Die andere Krise im Nahen Osten
Bei dem Gespräch der beiden im Oval Office sprachen Biden und Scholz auch über die Krise im Nahen Osten. Der Kanzler forderte Israel im Anschluss auf, bei seiner Militäroperation im Gazastreifen das Völkerrecht im Blick zu behalten. Auf eine Frage nach der von Israels Ministerpräsident Benjamin Netanjahu angeordneten Vorbereitung einer Militäroperation in der Stadt Rafah an der Grenze zu Ägypten sagte er: "Die Art der Kriegführung muss den Ansprüchen, die Israel an sich selber hat, aber die das Völkerrecht auch mit sich bringt, entsprechen."

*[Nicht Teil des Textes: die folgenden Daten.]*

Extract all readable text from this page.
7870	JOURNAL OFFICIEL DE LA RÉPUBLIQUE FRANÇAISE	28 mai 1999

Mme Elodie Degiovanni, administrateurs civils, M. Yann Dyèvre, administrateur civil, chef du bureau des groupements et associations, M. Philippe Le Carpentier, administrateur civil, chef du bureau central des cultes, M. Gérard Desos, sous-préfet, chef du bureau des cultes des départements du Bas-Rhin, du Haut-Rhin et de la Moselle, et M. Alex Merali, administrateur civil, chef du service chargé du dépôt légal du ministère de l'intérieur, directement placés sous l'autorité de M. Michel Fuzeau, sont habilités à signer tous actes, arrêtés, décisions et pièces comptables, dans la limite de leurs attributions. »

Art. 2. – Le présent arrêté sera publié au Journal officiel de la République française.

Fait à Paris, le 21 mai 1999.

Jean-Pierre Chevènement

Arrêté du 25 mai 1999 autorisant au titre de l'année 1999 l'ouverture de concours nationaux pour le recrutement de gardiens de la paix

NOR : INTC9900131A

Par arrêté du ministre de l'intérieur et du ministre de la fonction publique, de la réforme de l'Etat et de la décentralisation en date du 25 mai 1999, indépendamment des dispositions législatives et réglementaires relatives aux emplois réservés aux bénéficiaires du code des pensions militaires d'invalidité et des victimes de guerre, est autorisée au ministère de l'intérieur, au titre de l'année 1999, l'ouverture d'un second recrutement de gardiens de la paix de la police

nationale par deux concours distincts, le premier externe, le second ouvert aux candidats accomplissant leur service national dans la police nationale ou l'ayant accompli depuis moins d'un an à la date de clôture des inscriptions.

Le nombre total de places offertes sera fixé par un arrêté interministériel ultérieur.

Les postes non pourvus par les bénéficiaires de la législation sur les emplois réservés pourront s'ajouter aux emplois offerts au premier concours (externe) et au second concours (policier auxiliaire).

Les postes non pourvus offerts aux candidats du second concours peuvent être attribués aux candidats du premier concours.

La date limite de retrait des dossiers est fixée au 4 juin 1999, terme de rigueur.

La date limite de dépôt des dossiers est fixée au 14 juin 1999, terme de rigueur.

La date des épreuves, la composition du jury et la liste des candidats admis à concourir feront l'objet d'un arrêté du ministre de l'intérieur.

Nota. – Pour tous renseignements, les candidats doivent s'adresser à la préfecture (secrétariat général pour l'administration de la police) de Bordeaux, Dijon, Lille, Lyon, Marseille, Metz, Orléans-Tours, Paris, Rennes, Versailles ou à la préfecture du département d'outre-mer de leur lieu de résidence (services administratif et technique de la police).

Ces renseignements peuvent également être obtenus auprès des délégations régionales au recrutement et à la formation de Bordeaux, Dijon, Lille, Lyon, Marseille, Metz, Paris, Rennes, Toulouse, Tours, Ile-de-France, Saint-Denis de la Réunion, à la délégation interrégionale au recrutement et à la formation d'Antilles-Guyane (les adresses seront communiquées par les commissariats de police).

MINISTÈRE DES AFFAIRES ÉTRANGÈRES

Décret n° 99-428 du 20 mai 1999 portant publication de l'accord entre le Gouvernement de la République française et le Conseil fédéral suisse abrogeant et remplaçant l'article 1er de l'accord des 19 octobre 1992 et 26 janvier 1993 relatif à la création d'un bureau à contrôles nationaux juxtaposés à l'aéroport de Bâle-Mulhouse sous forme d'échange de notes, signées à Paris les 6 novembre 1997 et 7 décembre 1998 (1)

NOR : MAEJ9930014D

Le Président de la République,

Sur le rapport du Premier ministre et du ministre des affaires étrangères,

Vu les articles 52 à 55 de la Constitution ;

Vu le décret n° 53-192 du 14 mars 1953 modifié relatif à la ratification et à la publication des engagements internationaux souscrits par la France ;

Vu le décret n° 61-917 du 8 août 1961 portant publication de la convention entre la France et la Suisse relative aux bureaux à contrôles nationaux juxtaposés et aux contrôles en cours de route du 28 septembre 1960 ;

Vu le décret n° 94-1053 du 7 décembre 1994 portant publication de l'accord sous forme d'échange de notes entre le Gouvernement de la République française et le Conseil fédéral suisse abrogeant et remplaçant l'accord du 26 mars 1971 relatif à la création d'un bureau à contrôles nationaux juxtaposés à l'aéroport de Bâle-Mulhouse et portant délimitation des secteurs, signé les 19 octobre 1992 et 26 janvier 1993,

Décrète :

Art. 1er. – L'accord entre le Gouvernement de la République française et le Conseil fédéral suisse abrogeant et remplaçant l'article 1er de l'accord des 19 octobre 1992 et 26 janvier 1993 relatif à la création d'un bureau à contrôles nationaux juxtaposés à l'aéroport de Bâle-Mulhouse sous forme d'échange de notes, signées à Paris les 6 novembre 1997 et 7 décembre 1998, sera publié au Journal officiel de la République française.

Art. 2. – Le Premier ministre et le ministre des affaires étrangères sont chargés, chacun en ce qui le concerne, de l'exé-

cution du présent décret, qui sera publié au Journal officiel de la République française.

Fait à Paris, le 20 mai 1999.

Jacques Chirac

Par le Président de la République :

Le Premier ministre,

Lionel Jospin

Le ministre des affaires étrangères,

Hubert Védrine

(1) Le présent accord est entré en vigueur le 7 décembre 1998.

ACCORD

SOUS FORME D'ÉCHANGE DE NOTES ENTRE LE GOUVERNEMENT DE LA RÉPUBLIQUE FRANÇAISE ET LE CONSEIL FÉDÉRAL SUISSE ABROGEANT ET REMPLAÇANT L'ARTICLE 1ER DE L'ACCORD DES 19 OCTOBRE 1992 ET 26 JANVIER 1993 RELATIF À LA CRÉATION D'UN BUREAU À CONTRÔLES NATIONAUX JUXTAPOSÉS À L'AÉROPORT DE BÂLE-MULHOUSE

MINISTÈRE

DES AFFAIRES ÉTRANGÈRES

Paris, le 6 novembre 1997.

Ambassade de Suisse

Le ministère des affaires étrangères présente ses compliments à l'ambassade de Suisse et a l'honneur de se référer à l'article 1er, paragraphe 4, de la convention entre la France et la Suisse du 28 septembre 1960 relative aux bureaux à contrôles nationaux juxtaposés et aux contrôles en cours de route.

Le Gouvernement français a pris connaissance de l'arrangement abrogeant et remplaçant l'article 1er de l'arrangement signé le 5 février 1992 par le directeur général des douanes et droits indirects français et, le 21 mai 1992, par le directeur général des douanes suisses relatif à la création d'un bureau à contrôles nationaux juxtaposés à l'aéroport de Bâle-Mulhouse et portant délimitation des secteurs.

Aus dem Weissen Haus hiess es nach dem Treffen, dass Biden und Scholz "die Bemühungen, eine regionale Eskalation im Nahen Osten zu verhindern" erörtert und ihr Bekenntnis zum Recht Israels auf Selbstverteidigung im Einklang mit dem Völkerrecht bekräftigt hätten. "Sie unterstrichen auch die Notwendigkeit, die Zivilbevölkerung im Gazastreifen zu schützen und die Lieferungen lebensrettender humanitärer Hilfe zu erhöhen."

Netanjahu hatte kurz zuvor der Armee den Befehl erteilt, die Offensive auf Rafah vorzubereiten. "Es ist unmöglich, das Kriegsziel der Eliminierung der Hamas zu erreichen, wenn vier Hamas-Bataillone in Rafah verbleiben", liess er über sein Büro mitteilen. Die Pläne, die die Militärführung der Regierung vorlegen soll, müssten auch die Evakuierung der Zivilisten in Rafah beinhalten, hiess es in der Mitteilung.

Eine Militäroffensive in Rafah, das ganz im Süden des Gazastreifens liegt und an Ägypten grenzt, gilt als hochproblematisch. In dem Ort, der vor dem Krieg rund 300'000 Einwohner hatte, sollen sich derzeit 1,3 Millionen Menschen aufhalten. Die meisten von ihnen flohen vor dem Krieg aus anderen Teilen des Gazastreifens dorthin, zum Teil auf Anordnung des israelischen Militärs.